Il buio fuori – Cormac McCarthy
In questo romanzo, le dimensioni
del selvaggio assume forme e sembianze speciali, come se fossero personaggi
attivi e concreti, piuttosto che parti del paesaggio.
Alberi, fango, ciottoli, il
fiume, la pioggia incidono nella storia con un peso specifico rilevante.
E’ una natura enigmatica, cupa,
ombrosa, tagliente con cui Il buio fuori anticipa lo scenario di La
strada.
Rinthy ha un figlio dal
fratello che glielo porta via e l’abbandona in mezzo ad un bosco e poi fugge.

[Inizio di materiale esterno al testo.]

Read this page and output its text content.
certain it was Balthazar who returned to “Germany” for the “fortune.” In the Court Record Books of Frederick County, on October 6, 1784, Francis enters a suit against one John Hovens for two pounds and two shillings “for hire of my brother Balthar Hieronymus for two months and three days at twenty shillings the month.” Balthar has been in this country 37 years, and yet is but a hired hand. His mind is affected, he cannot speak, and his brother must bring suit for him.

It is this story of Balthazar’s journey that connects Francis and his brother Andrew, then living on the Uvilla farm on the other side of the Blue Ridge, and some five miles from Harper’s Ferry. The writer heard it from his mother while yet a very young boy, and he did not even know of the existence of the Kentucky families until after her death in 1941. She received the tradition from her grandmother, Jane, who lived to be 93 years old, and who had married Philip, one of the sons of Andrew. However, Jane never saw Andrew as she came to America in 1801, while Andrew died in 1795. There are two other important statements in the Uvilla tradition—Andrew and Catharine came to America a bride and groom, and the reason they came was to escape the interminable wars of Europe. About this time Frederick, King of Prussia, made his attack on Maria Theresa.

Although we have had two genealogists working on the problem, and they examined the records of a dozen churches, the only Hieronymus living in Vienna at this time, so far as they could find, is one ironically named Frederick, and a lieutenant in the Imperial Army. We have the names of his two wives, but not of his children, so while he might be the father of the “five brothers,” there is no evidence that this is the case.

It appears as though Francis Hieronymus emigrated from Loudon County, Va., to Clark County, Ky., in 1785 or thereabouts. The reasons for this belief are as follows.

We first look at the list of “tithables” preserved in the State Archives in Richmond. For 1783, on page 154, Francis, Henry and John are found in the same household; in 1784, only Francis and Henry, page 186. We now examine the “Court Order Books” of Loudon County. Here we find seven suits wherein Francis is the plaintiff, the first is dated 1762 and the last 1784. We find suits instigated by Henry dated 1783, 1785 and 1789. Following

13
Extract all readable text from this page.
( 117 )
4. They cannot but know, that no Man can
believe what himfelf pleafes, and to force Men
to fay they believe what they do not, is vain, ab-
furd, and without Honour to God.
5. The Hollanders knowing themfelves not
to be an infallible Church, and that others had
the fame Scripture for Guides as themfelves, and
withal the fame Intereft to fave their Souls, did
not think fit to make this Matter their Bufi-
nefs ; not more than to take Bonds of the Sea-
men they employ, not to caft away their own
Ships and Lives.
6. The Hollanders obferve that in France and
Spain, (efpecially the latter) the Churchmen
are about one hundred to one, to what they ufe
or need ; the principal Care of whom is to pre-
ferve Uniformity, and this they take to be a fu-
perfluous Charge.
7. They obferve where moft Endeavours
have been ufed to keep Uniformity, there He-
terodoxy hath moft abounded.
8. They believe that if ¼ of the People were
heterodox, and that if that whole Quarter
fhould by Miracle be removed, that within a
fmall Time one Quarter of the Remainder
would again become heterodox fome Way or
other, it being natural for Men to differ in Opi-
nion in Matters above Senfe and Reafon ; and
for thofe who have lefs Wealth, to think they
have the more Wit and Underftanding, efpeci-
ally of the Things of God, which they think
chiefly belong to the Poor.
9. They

Lei lo insegue per ritrovare il bambino e attraverso le strade che percorrono
emergono paesaggi bucolici, aridi, crudeli e una pattuglia di sbandati che
appaiono e scompaiono come cavalieri dell’apocalisse.
Il romanzo vive di suggestioni,
di atmosfere e di ombre, passaggi lineari e pugni nello stomaco. Qualcosa che,
soprattutto per merito di un linguaggio scarnificato fino all’osso, si avvicina
in modo pericoloso alla realtà e che puzza di vita e di morte.
Il buio fuori, che
risale ai suoi esordi (era il 1968) è ancora un acerbo ibrido rispetto ai suoi
fortunati successori ma le descrizioni della wilderness americana sono sempre
eloquenti, i dialoghi brucianti, la tensione altissima e pronta ad esplodere da
un momento all'altro. Quando, per inciso, appaiono quei tre pazzi sanguinari che, con inesorabile
lentezza dispongono di vita e di morte su qualsiasi cosa respiri che incontrano
sul loro sentiero.
Inquietanti, e magici, come Il
buio fuori.
" si incamminò verso il paese, e quando arrivò sulla sommità di un
rilievo della strada due avvoltoi si alzarono faticosamente in volo da
un albero secco in mezzo a un campo, al quale erano appesi i corpi di
tre uomini. Uno era vestito con un abito bianco sporco. Tutto era
immobile.
Gli avvoltoi girarono fino a scomparire dietro il bosco, e non
c’era suono o movimento in nessun luogo. C’era solo il progressivo
raccogliersi della luce alla quale quei morti senza occhi erano estranei
e irreali come figure uscite da un sogno".